Circumventing this sabotage to economic recovery and threat to state finances was the intent of Republican state Rep. Beau Beaullieu’s HB 620, which would have capped total benefits at the weekly salary of a recipient’s previous job. Unfortunately, the new federal laws prevent reception of the supplement under that scenario, so he pulled the bill.

Shills for Edwards opposed that, because Edwards doesn’t think badly of wealth redistribution. But he does care about how the ocean of benefits now spewing from state coffers endangers his plans to keep state government oversized.

At the current rate of consumption – again, made artificially higher by federal government policy discouraging work – Louisiana will run out of its banked reserves by the start of September. Ending the $600 weekly bonus will help, but it now seems inevitable that the state will exhaust its bankroll and have to start borrowing from the federal government – especially if Edwards continues to drag his feet in reopening the economy that suppresses having employers pay into the system.

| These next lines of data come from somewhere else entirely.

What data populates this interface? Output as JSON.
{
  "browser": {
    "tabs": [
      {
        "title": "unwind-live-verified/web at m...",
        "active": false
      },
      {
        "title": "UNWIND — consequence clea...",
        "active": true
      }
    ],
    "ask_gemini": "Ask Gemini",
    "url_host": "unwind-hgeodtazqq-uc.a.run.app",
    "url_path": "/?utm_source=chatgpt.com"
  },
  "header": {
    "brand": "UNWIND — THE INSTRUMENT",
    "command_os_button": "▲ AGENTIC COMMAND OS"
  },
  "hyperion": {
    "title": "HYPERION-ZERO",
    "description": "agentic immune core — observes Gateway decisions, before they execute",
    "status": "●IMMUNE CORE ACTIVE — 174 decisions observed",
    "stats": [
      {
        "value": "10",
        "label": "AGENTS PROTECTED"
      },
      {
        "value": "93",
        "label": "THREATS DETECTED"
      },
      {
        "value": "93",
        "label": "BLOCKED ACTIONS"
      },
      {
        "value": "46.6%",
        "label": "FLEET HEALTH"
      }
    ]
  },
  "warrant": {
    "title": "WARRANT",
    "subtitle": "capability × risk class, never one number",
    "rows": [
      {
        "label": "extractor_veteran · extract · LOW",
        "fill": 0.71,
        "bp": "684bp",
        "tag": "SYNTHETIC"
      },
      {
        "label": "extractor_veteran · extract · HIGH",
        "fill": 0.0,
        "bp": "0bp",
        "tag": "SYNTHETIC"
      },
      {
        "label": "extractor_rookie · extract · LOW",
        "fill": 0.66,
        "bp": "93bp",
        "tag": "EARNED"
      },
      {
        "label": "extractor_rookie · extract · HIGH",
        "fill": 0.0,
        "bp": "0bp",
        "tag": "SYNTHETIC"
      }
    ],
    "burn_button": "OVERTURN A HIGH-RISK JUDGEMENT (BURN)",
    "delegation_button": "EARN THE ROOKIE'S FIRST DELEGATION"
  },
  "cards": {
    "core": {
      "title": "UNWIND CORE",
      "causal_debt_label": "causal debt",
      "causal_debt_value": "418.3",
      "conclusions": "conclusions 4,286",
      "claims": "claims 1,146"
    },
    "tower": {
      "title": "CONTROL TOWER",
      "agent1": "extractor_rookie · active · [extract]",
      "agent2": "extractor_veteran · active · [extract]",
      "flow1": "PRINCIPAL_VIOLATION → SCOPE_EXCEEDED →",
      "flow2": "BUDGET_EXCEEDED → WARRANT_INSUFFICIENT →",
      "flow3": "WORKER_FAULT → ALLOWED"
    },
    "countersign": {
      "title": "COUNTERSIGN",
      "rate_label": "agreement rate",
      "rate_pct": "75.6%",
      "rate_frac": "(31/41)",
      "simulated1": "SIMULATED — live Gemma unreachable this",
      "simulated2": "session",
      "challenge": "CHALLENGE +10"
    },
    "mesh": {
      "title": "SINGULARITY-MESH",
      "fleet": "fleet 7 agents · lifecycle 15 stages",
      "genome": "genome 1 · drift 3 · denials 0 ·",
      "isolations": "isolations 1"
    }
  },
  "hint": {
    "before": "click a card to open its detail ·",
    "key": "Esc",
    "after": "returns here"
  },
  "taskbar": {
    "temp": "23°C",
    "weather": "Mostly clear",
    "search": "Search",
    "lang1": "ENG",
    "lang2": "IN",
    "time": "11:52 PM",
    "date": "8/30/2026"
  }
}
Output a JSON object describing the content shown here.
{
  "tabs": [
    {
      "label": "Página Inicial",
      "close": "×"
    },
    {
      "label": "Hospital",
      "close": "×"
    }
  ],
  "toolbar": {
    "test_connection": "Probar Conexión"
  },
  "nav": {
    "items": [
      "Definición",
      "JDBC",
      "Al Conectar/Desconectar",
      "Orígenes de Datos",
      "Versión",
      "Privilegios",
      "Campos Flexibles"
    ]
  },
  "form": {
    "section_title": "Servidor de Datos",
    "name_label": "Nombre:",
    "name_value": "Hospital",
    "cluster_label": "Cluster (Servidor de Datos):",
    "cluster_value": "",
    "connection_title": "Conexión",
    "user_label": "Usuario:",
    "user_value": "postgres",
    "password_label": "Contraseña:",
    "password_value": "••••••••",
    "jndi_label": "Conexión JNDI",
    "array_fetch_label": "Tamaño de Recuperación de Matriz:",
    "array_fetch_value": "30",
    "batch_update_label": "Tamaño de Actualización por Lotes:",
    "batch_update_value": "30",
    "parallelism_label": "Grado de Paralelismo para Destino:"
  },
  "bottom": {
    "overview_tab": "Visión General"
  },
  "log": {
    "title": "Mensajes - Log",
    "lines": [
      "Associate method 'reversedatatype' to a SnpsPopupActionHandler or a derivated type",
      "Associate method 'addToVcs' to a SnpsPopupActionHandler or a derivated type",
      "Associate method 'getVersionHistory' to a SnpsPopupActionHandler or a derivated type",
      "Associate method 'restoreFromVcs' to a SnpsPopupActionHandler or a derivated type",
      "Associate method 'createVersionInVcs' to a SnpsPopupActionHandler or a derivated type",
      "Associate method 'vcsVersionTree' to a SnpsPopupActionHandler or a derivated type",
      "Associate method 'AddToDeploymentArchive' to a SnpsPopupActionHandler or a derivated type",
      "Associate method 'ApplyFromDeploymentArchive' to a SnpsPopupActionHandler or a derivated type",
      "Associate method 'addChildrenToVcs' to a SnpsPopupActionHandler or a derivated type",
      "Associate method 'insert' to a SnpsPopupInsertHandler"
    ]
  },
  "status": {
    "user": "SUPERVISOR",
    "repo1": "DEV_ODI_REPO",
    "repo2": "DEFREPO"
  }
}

As it stands, if Louisiana must borrow, it wouldn’t have to pay back the money until the following November, in the fiscal year 2022 budget. However, if it fails to, it still will owe the money and a penalty applied that makes rebuilding its trust fund more difficult, costing the state more over the long haul, as well as making employers in effect pay more in taxes.

So, a day of reckoning would come for Edwards although, at this point battling a Legislature looking capable of ramming down this throat plenty of legislation at odds with his policy agenda while stifling his own preferences, he just looks to survive day-to-day. Salvaging the session for him starts with getting a bloated budget past legislators relying heavily on temporary, disappearing federal dollars (in repudiation of his campaign rhetoric) from the CARES Act.

Unfortunately for him, the math doesn’t work out, with too few expenditures in state government next year qualifying for that one-time money. But even if he could shoehorn it in, he may come to realize that resources available in the CARES Act pot, or just over $1.8 billion, won’t stretch as much as he likes.

First, the state already has spent (as of 12 days ago; updates since haven’t surfaced) $118 million on disaster response above and beyond ordinary budgeted expenses. It also will have extra expenses associated with Medicaid estimated at $202 million for this and next budget year. Pressure will build for it to ship some of the loot to local governments to pay for eligible expenses at those levels; New Orleans reports a $150 million deficit in the offing and Shreveport looks to close a $25 million gap (which the Legislature may force upon Edwards to the tune of at least $100 million.)

However, the CARES Act does allow use of these funds to refill unemployment trust funds. Assuming half of the current burn rate through the remainder of the year after exhaustion, or 16 weeks at $26.25 million a week, the state would have to borrow $420 million just to stay out of the red, and more if at year’s end the immediate future trend still shows more going out than coming in.

That begins pulling a chunk of the $1 billion Edwards would try to shunt – even if illegally – to prop up state government this next fiscal year, past all of this other additional spending and emergency spending yet to come. And that task becomes harder if, as looks probable, the Legislature withdraws some revenues for next year through tax relief to keep struggling businesses afloat which at this point could hit the $1 billion mark.

Thus, it may become a choice for Edwards to pay now – by ensuring the state doesn’t have to borrow for its trust fund at the expense of cutting the budget – or later – by keeping a bloated budget but setting the state up for costs down the road.

You know Edwards if he had his way would push off the costs of his policies to the future, either in the hope some kind of savior like the federal government steps in to subsidize his expensive tastes or that he can keep kicking the can down the road to inflict the consequences of his tax-and-spend agenda on the next governor. The Republican-led Legislature stands in the way of that short-run profligacy, and hopefully it will act contrary to it in the state’s long-tern interests.